Tennessee Tech launches robust strategic program for faculty development

Tech faculty members attend a course design workshop offered by the Center for Innovation in Teaching and Learning. The university is expanding its faculty professional development efforts with the new Center for Advancing Faculty Excellence.

COOKEVILLE – Tennessee Tech has launched its new Center for Advancing Faculty Excellence (CAFÉ) as a way to provide professional development opportunities for Tech’s professors, with one goal in mind: to better serve students.

“The vision of the CAFÉ is to provide a central place for faculty members to connect with professional development opportunities to advance excellence in the faculty role and further advance the vision and mission of Tennessee Tech University,” said Bedelia Russell, interim associate provost for Online Education and Faculty Excellence. “These opportunities include both instructional and non-instructional aspects of a faculty member’s role at the university.”

The center’s faculty development programs are structured in the areas of teaching and learning, research and scholarly activities, career and leadership development, engagement and diversity.

The CAFÉ is an outcome of the Tech Tomorrow strategic plan, which identified four key goals to guide university planning and growth. The CAFÉ addresses each of the goals.

But supporting faculty members through a central location is not new to Tech. In 2016, the university established a central place to provide all faculty members with a support system to help them strengthen their teaching skills and stay abreast of new teaching pedagogy, research and instructional technologies.

“Tech faculty members are experts in their fields,” said Provost Lori Mann Bruce. “But teaching methods and educational delivery technologies are rapidly changing. This puts Tech’s faculty members in the difficult position of striving to be leaders in their field while working to keep up-to-date on new pedagogical theories and models. We opened the original center to help address this by providing the faculty with resources and support, such as workshops and easily accessible teaching research, to help them better serve students.”

Bruce wanted to expand support services to faculty members beyond what was offered by the Center for Innovation in Teaching and Learning. While teaching and learning support was already available, she knew there was more to faculty professional development than that.

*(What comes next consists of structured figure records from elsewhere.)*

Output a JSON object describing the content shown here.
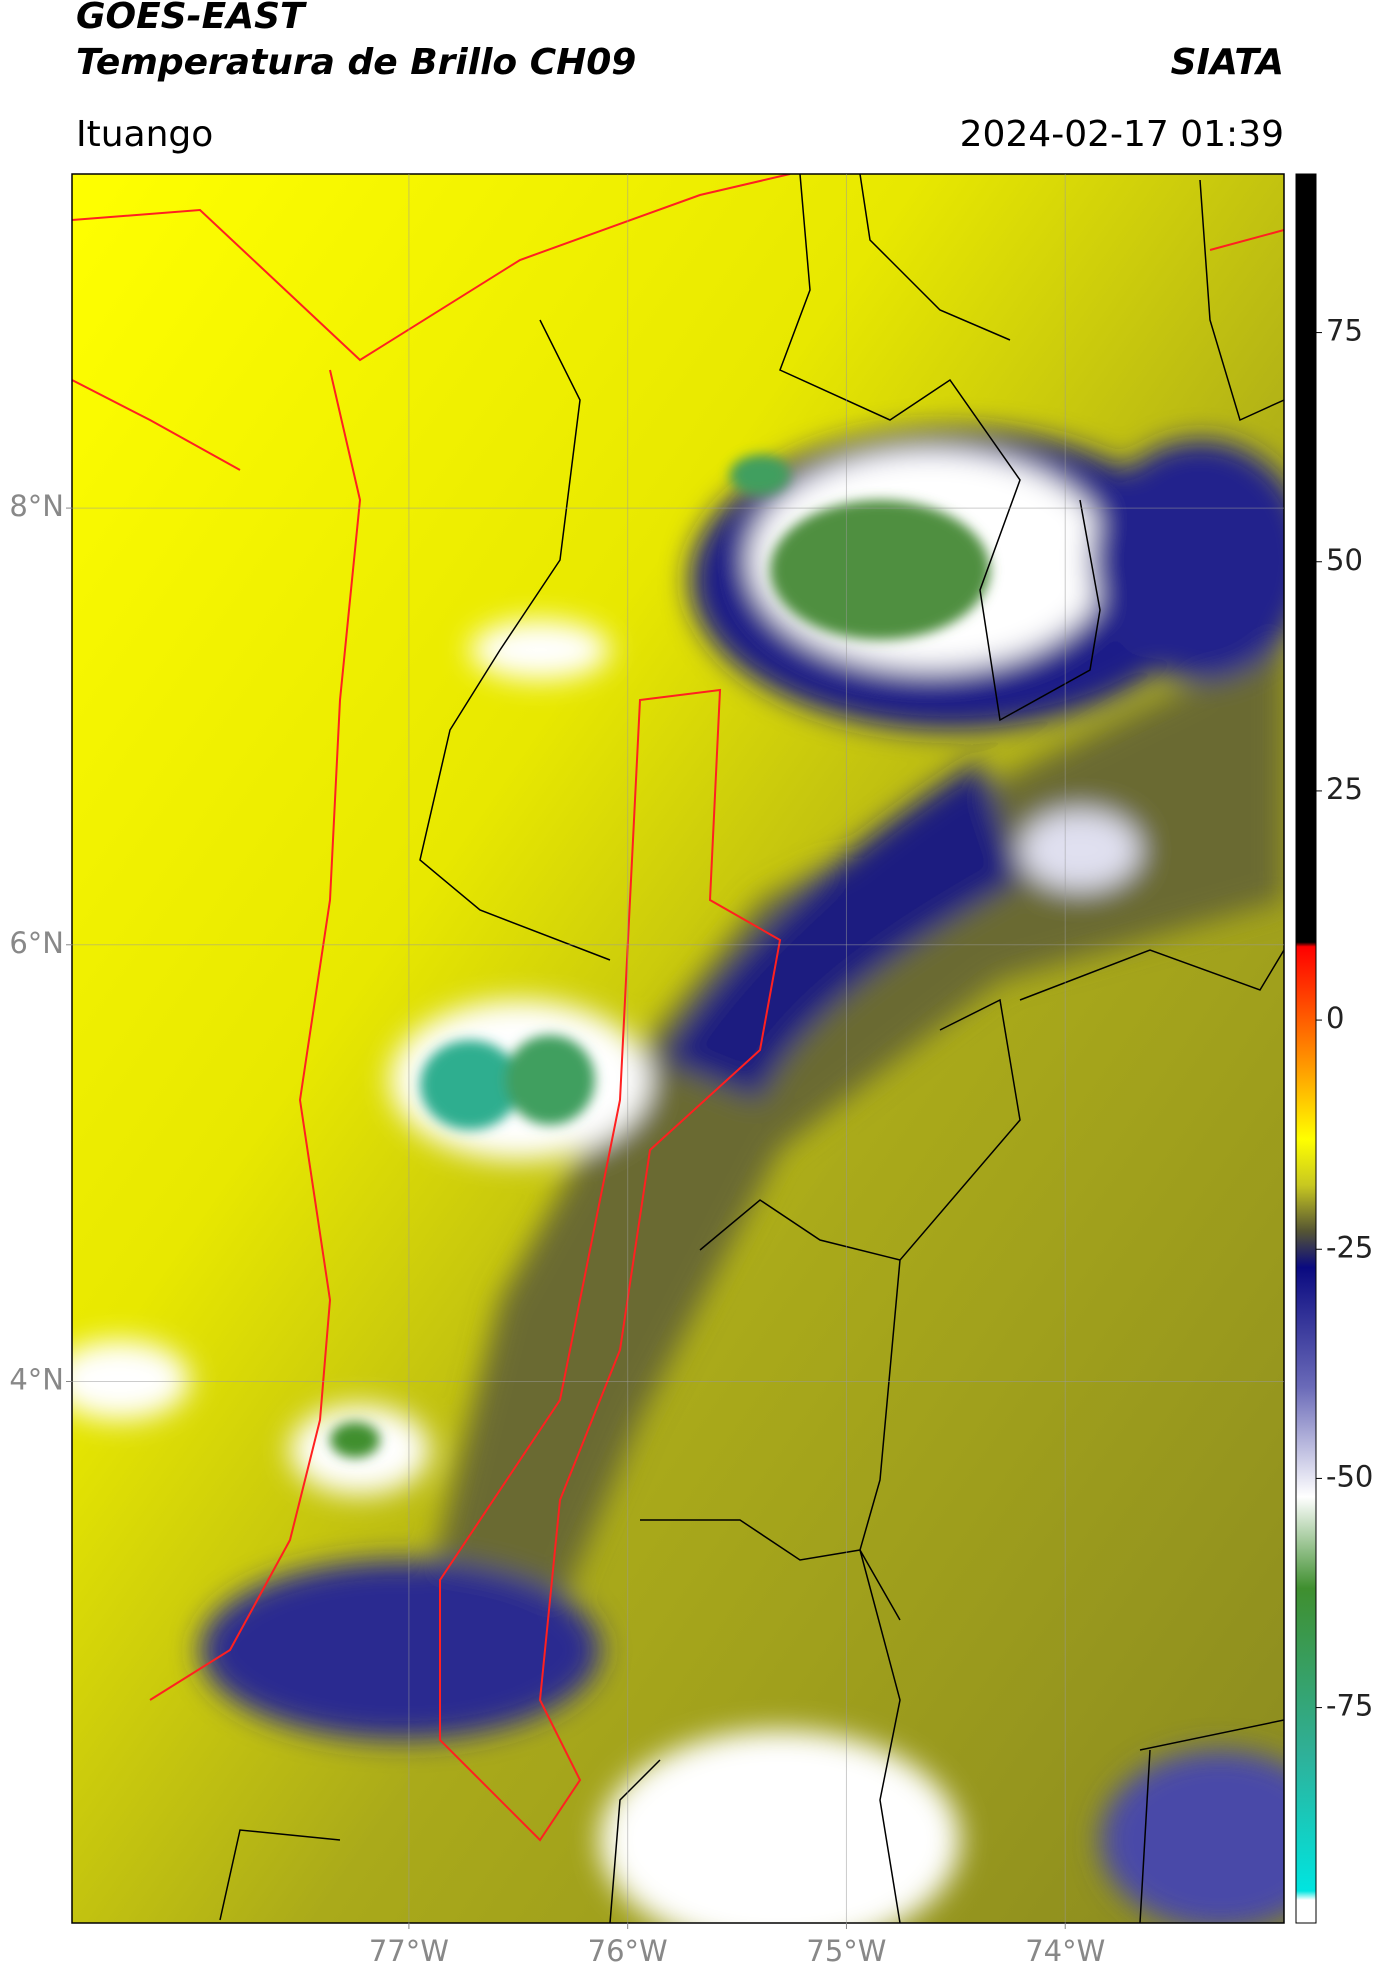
{
  "header": {
    "title": "GOES-EAST",
    "subtitle": "Temperatura de Brillo CH09",
    "source": "SIATA",
    "location": "Ituango",
    "datetime": "2024-02-17 01:39"
  },
  "map": {
    "xlim": [
      -78.54,
      -73.0
    ],
    "ylim": [
      1.52,
      9.53
    ],
    "xticks": [
      {
        "value": -77,
        "label": "77°W"
      },
      {
        "value": -76,
        "label": "76°W"
      },
      {
        "value": -75,
        "label": "75°W"
      },
      {
        "value": -74,
        "label": "74°W"
      }
    ],
    "yticks": [
      {
        "value": 8,
        "label": "8°N"
      },
      {
        "value": 6,
        "label": "6°N"
      },
      {
        "value": 4,
        "label": "4°N"
      }
    ],
    "grid": true
  },
  "colorbar": {
    "clim": [
      -98.5,
      92.3
    ],
    "ticks": [
      75,
      50,
      25,
      0,
      -25,
      -50,
      -75
    ],
    "colormap": [
      {
        "value": 92.3,
        "color": "#000000"
      },
      {
        "value": 8.5,
        "color": "#000000"
      },
      {
        "value": 8,
        "color": "#ff0000"
      },
      {
        "value": -5,
        "color": "#ff9900"
      },
      {
        "value": -13,
        "color": "#ffff00"
      },
      {
        "value": -18,
        "color": "#c8c820"
      },
      {
        "value": -23,
        "color": "#555533"
      },
      {
        "value": -27,
        "color": "#0a0a80"
      },
      {
        "value": -40,
        "color": "#6a6ab8"
      },
      {
        "value": -52,
        "color": "#ffffff"
      },
      {
        "value": -62,
        "color": "#3f8f2f"
      },
      {
        "value": -80,
        "color": "#2fb098"
      },
      {
        "value": -95,
        "color": "#00e5e0"
      },
      {
        "value": -96,
        "color": "#ffffff"
      },
      {
        "value": -98.5,
        "color": "#ffffff"
      }
    ]
  }
}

She conceptualized a center that could connect faculty with existing and new opportunities in research and scholarly activities, career support and leadership development – all important parts of a faculty member’s career that takes place outside of the classroom.

The concept was developed through the Tech Tomorrow Strategic Plan efforts by collaboration and analysis across all four of the plan’s faculty-led working groups.

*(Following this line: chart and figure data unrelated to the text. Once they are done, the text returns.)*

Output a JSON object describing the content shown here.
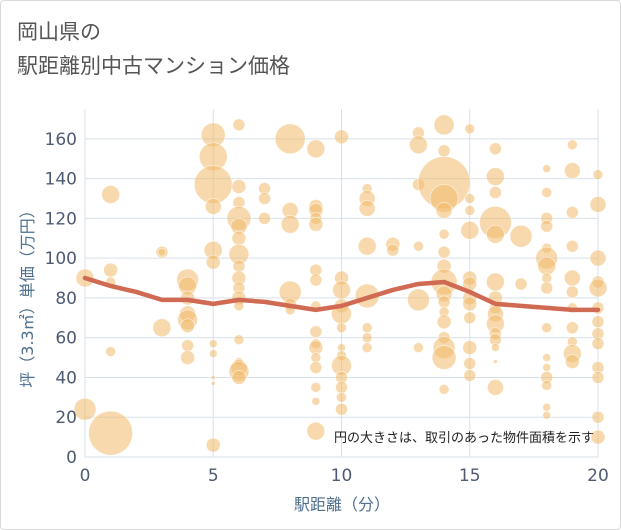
{
  "title": {
    "line1": "岡山県の",
    "line2": "駅距離別中古マンション価格"
  },
  "chart_data": {
    "type": "scatter",
    "xlabel": "駅距離（分）",
    "ylabel": "坪（3.3㎡）単価（万円）",
    "xlim": [
      0,
      20
    ],
    "ylim": [
      0,
      175
    ],
    "xticks": [
      0,
      5,
      10,
      15,
      20
    ],
    "yticks": [
      0,
      20,
      40,
      60,
      80,
      100,
      120,
      140,
      160
    ],
    "grid": true,
    "annotation": "円の大きさは、取引のあった物件面積を示す",
    "colors": {
      "bubble": "#f0b96a",
      "line": "#d06a52",
      "grid": "#d7e0ea"
    },
    "trend_line": {
      "x": [
        0,
        1,
        2,
        3,
        4,
        5,
        6,
        7,
        8,
        9,
        10,
        11,
        12,
        13,
        14,
        15,
        16,
        17,
        18,
        19,
        20
      ],
      "y": [
        90,
        86,
        83,
        79,
        79,
        77,
        79,
        78,
        76,
        74,
        76,
        80,
        84,
        87,
        88,
        83,
        77,
        76,
        75,
        74,
        74
      ]
    },
    "points": [
      {
        "x": 0,
        "y": 90,
        "size": 0.9
      },
      {
        "x": 0,
        "y": 24,
        "size": 1.1
      },
      {
        "x": 1,
        "y": 12,
        "size": 2.2
      },
      {
        "x": 1,
        "y": 132,
        "size": 0.9
      },
      {
        "x": 1,
        "y": 94,
        "size": 0.7
      },
      {
        "x": 1,
        "y": 88,
        "size": 0.5
      },
      {
        "x": 1,
        "y": 53,
        "size": 0.5
      },
      {
        "x": 3,
        "y": 103,
        "size": 0.6
      },
      {
        "x": 3,
        "y": 103,
        "size": 0.4
      },
      {
        "x": 3,
        "y": 65,
        "size": 0.9
      },
      {
        "x": 4,
        "y": 89,
        "size": 1.1
      },
      {
        "x": 4,
        "y": 86,
        "size": 0.9
      },
      {
        "x": 4,
        "y": 80,
        "size": 0.7
      },
      {
        "x": 4,
        "y": 72,
        "size": 0.8
      },
      {
        "x": 4,
        "y": 69,
        "size": 1.0
      },
      {
        "x": 4,
        "y": 66,
        "size": 0.7
      },
      {
        "x": 4,
        "y": 56,
        "size": 0.6
      },
      {
        "x": 4,
        "y": 50,
        "size": 0.7
      },
      {
        "x": 5,
        "y": 162,
        "size": 1.2
      },
      {
        "x": 5,
        "y": 151,
        "size": 1.4
      },
      {
        "x": 5,
        "y": 137,
        "size": 1.9
      },
      {
        "x": 5,
        "y": 126,
        "size": 0.8
      },
      {
        "x": 5,
        "y": 104,
        "size": 0.9
      },
      {
        "x": 5,
        "y": 98,
        "size": 0.7
      },
      {
        "x": 5,
        "y": 57,
        "size": 0.4
      },
      {
        "x": 5,
        "y": 52,
        "size": 0.4
      },
      {
        "x": 5,
        "y": 40,
        "size": 0.2
      },
      {
        "x": 5,
        "y": 37,
        "size": 0.2
      },
      {
        "x": 5,
        "y": 6,
        "size": 0.7
      },
      {
        "x": 6,
        "y": 167,
        "size": 0.6
      },
      {
        "x": 6,
        "y": 136,
        "size": 0.7
      },
      {
        "x": 6,
        "y": 128,
        "size": 0.6
      },
      {
        "x": 6,
        "y": 120,
        "size": 1.2
      },
      {
        "x": 6,
        "y": 116,
        "size": 0.8
      },
      {
        "x": 6,
        "y": 110,
        "size": 0.7
      },
      {
        "x": 6,
        "y": 102,
        "size": 1.0
      },
      {
        "x": 6,
        "y": 96,
        "size": 0.6
      },
      {
        "x": 6,
        "y": 90,
        "size": 0.7
      },
      {
        "x": 6,
        "y": 85,
        "size": 0.6
      },
      {
        "x": 6,
        "y": 80,
        "size": 0.7
      },
      {
        "x": 6,
        "y": 76,
        "size": 0.5
      },
      {
        "x": 6,
        "y": 59,
        "size": 0.5
      },
      {
        "x": 6,
        "y": 48,
        "size": 0.4
      },
      {
        "x": 6,
        "y": 45,
        "size": 0.8
      },
      {
        "x": 6,
        "y": 43,
        "size": 1.0
      },
      {
        "x": 6,
        "y": 40,
        "size": 0.7
      },
      {
        "x": 7,
        "y": 135,
        "size": 0.6
      },
      {
        "x": 7,
        "y": 130,
        "size": 0.6
      },
      {
        "x": 7,
        "y": 120,
        "size": 0.6
      },
      {
        "x": 8,
        "y": 160,
        "size": 1.5
      },
      {
        "x": 8,
        "y": 124,
        "size": 0.8
      },
      {
        "x": 8,
        "y": 117,
        "size": 0.9
      },
      {
        "x": 8,
        "y": 83,
        "size": 1.1
      },
      {
        "x": 8,
        "y": 77,
        "size": 0.6
      },
      {
        "x": 8,
        "y": 74,
        "size": 0.5
      },
      {
        "x": 9,
        "y": 155,
        "size": 0.9
      },
      {
        "x": 9,
        "y": 126,
        "size": 0.7
      },
      {
        "x": 9,
        "y": 124,
        "size": 0.7
      },
      {
        "x": 9,
        "y": 120,
        "size": 0.6
      },
      {
        "x": 9,
        "y": 117,
        "size": 0.7
      },
      {
        "x": 9,
        "y": 94,
        "size": 0.6
      },
      {
        "x": 9,
        "y": 89,
        "size": 0.6
      },
      {
        "x": 9,
        "y": 76,
        "size": 0.5
      },
      {
        "x": 9,
        "y": 63,
        "size": 0.6
      },
      {
        "x": 9,
        "y": 57,
        "size": 0.5
      },
      {
        "x": 9,
        "y": 55,
        "size": 0.7
      },
      {
        "x": 9,
        "y": 50,
        "size": 0.5
      },
      {
        "x": 9,
        "y": 45,
        "size": 0.6
      },
      {
        "x": 9,
        "y": 35,
        "size": 0.5
      },
      {
        "x": 9,
        "y": 28,
        "size": 0.4
      },
      {
        "x": 9,
        "y": 13,
        "size": 0.9
      },
      {
        "x": 10,
        "y": 161,
        "size": 0.7
      },
      {
        "x": 10,
        "y": 90,
        "size": 0.7
      },
      {
        "x": 10,
        "y": 84,
        "size": 0.9
      },
      {
        "x": 10,
        "y": 76,
        "size": 0.7
      },
      {
        "x": 10,
        "y": 72,
        "size": 1.0
      },
      {
        "x": 10,
        "y": 65,
        "size": 0.5
      },
      {
        "x": 10,
        "y": 55,
        "size": 0.4
      },
      {
        "x": 10,
        "y": 51,
        "size": 0.5
      },
      {
        "x": 10,
        "y": 46,
        "size": 1.0
      },
      {
        "x": 10,
        "y": 40,
        "size": 0.6
      },
      {
        "x": 10,
        "y": 35,
        "size": 0.6
      },
      {
        "x": 10,
        "y": 30,
        "size": 0.5
      },
      {
        "x": 10,
        "y": 24,
        "size": 0.6
      },
      {
        "x": 11,
        "y": 135,
        "size": 0.5
      },
      {
        "x": 11,
        "y": 130,
        "size": 0.8
      },
      {
        "x": 11,
        "y": 125,
        "size": 0.8
      },
      {
        "x": 11,
        "y": 106,
        "size": 0.9
      },
      {
        "x": 11,
        "y": 81,
        "size": 1.2
      },
      {
        "x": 11,
        "y": 65,
        "size": 0.5
      },
      {
        "x": 11,
        "y": 60,
        "size": 0.5
      },
      {
        "x": 11,
        "y": 55,
        "size": 0.5
      },
      {
        "x": 12,
        "y": 107,
        "size": 0.7
      },
      {
        "x": 12,
        "y": 104,
        "size": 0.6
      },
      {
        "x": 13,
        "y": 163,
        "size": 0.6
      },
      {
        "x": 13,
        "y": 157,
        "size": 0.9
      },
      {
        "x": 13,
        "y": 137,
        "size": 0.6
      },
      {
        "x": 13,
        "y": 106,
        "size": 0.5
      },
      {
        "x": 13,
        "y": 79,
        "size": 1.1
      },
      {
        "x": 13,
        "y": 55,
        "size": 0.5
      },
      {
        "x": 14,
        "y": 167,
        "size": 1.0
      },
      {
        "x": 14,
        "y": 154,
        "size": 0.6
      },
      {
        "x": 14,
        "y": 138,
        "size": 2.6
      },
      {
        "x": 14,
        "y": 130,
        "size": 1.4
      },
      {
        "x": 14,
        "y": 124,
        "size": 0.8
      },
      {
        "x": 14,
        "y": 112,
        "size": 0.5
      },
      {
        "x": 14,
        "y": 103,
        "size": 0.6
      },
      {
        "x": 14,
        "y": 96,
        "size": 0.7
      },
      {
        "x": 14,
        "y": 88,
        "size": 1.3
      },
      {
        "x": 14,
        "y": 82,
        "size": 0.8
      },
      {
        "x": 14,
        "y": 78,
        "size": 0.6
      },
      {
        "x": 14,
        "y": 73,
        "size": 0.5
      },
      {
        "x": 14,
        "y": 68,
        "size": 0.7
      },
      {
        "x": 14,
        "y": 60,
        "size": 0.6
      },
      {
        "x": 14,
        "y": 55,
        "size": 1.1
      },
      {
        "x": 14,
        "y": 50,
        "size": 1.2
      },
      {
        "x": 14,
        "y": 34,
        "size": 0.5
      },
      {
        "x": 15,
        "y": 165,
        "size": 0.5
      },
      {
        "x": 15,
        "y": 130,
        "size": 0.5
      },
      {
        "x": 15,
        "y": 124,
        "size": 0.5
      },
      {
        "x": 15,
        "y": 114,
        "size": 0.9
      },
      {
        "x": 15,
        "y": 90,
        "size": 0.7
      },
      {
        "x": 15,
        "y": 87,
        "size": 0.7
      },
      {
        "x": 15,
        "y": 80,
        "size": 0.7
      },
      {
        "x": 15,
        "y": 77,
        "size": 0.7
      },
      {
        "x": 15,
        "y": 70,
        "size": 0.6
      },
      {
        "x": 15,
        "y": 55,
        "size": 0.7
      },
      {
        "x": 15,
        "y": 47,
        "size": 0.6
      },
      {
        "x": 15,
        "y": 41,
        "size": 0.6
      },
      {
        "x": 16,
        "y": 155,
        "size": 0.6
      },
      {
        "x": 16,
        "y": 141,
        "size": 0.9
      },
      {
        "x": 16,
        "y": 133,
        "size": 0.6
      },
      {
        "x": 16,
        "y": 118,
        "size": 1.6
      },
      {
        "x": 16,
        "y": 112,
        "size": 0.9
      },
      {
        "x": 16,
        "y": 88,
        "size": 0.9
      },
      {
        "x": 16,
        "y": 80,
        "size": 0.7
      },
      {
        "x": 16,
        "y": 75,
        "size": 0.6
      },
      {
        "x": 16,
        "y": 72,
        "size": 0.8
      },
      {
        "x": 16,
        "y": 67,
        "size": 0.9
      },
      {
        "x": 16,
        "y": 62,
        "size": 0.6
      },
      {
        "x": 16,
        "y": 59,
        "size": 0.6
      },
      {
        "x": 16,
        "y": 55,
        "size": 0.4
      },
      {
        "x": 16,
        "y": 48,
        "size": 0.2
      },
      {
        "x": 16,
        "y": 35,
        "size": 0.8
      },
      {
        "x": 17,
        "y": 111,
        "size": 1.1
      },
      {
        "x": 17,
        "y": 87,
        "size": 0.6
      },
      {
        "x": 18,
        "y": 145,
        "size": 0.4
      },
      {
        "x": 18,
        "y": 133,
        "size": 0.5
      },
      {
        "x": 18,
        "y": 120,
        "size": 0.6
      },
      {
        "x": 18,
        "y": 116,
        "size": 0.6
      },
      {
        "x": 18,
        "y": 105,
        "size": 0.5
      },
      {
        "x": 18,
        "y": 100,
        "size": 1.1
      },
      {
        "x": 18,
        "y": 96,
        "size": 0.9
      },
      {
        "x": 18,
        "y": 90,
        "size": 0.5
      },
      {
        "x": 18,
        "y": 85,
        "size": 0.6
      },
      {
        "x": 18,
        "y": 65,
        "size": 0.5
      },
      {
        "x": 18,
        "y": 50,
        "size": 0.4
      },
      {
        "x": 18,
        "y": 45,
        "size": 0.4
      },
      {
        "x": 18,
        "y": 40,
        "size": 0.6
      },
      {
        "x": 18,
        "y": 36,
        "size": 0.5
      },
      {
        "x": 18,
        "y": 25,
        "size": 0.4
      },
      {
        "x": 18,
        "y": 21,
        "size": 0.4
      },
      {
        "x": 19,
        "y": 157,
        "size": 0.5
      },
      {
        "x": 19,
        "y": 144,
        "size": 0.8
      },
      {
        "x": 19,
        "y": 123,
        "size": 0.6
      },
      {
        "x": 19,
        "y": 106,
        "size": 0.6
      },
      {
        "x": 19,
        "y": 90,
        "size": 0.8
      },
      {
        "x": 19,
        "y": 83,
        "size": 0.6
      },
      {
        "x": 19,
        "y": 75,
        "size": 0.5
      },
      {
        "x": 19,
        "y": 65,
        "size": 0.6
      },
      {
        "x": 19,
        "y": 58,
        "size": 0.5
      },
      {
        "x": 19,
        "y": 52,
        "size": 0.9
      },
      {
        "x": 19,
        "y": 48,
        "size": 0.7
      },
      {
        "x": 20,
        "y": 142,
        "size": 0.5
      },
      {
        "x": 20,
        "y": 127,
        "size": 0.8
      },
      {
        "x": 20,
        "y": 100,
        "size": 0.8
      },
      {
        "x": 20,
        "y": 88,
        "size": 0.6
      },
      {
        "x": 20,
        "y": 85,
        "size": 0.9
      },
      {
        "x": 20,
        "y": 75,
        "size": 0.6
      },
      {
        "x": 20,
        "y": 68,
        "size": 0.6
      },
      {
        "x": 20,
        "y": 62,
        "size": 0.6
      },
      {
        "x": 20,
        "y": 57,
        "size": 0.6
      },
      {
        "x": 20,
        "y": 45,
        "size": 0.6
      },
      {
        "x": 20,
        "y": 40,
        "size": 0.6
      },
      {
        "x": 20,
        "y": 20,
        "size": 0.6
      },
      {
        "x": 20,
        "y": 10,
        "size": 0.7
      }
    ]
  }
}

In fall 2019, two separate tasks forces examined the CAFÉ structure further, in the context of other strategic planning priorities, and the position of Associate Provost for Online Education and Faculty Excellence was created with the Associate Provost to serve as the director of CAFÉ, with the support services previously offered by the CITL being a cornerstone of the new center.

Because of Tech’s early and immediate movements in building the infrastructure to support CAFÉ, the university was better prepared than many universities when the pandemic struck: it had already added and filled two instructional design positions that greatly helped faculty members rapidly move their classes online in spring 2020, and design both online and hybrid courses for the fall 2020 semester.

The new center has already fundamentally transformed university support of faculty by developing and executing a year-long orientation series for new faculty, covering a wide variety of topics and issues to help those new to campus.

“All the support and resources we put toward faculty development is to help our faculty members to achieve excellence in not just their fields, but in their ability to teach and serve our students,” said Tennessee Tech President Phil Oldham. “Whether it is through their teaching, their research, or their leadership at Tech, a stronger faculty provides a better experience for students.”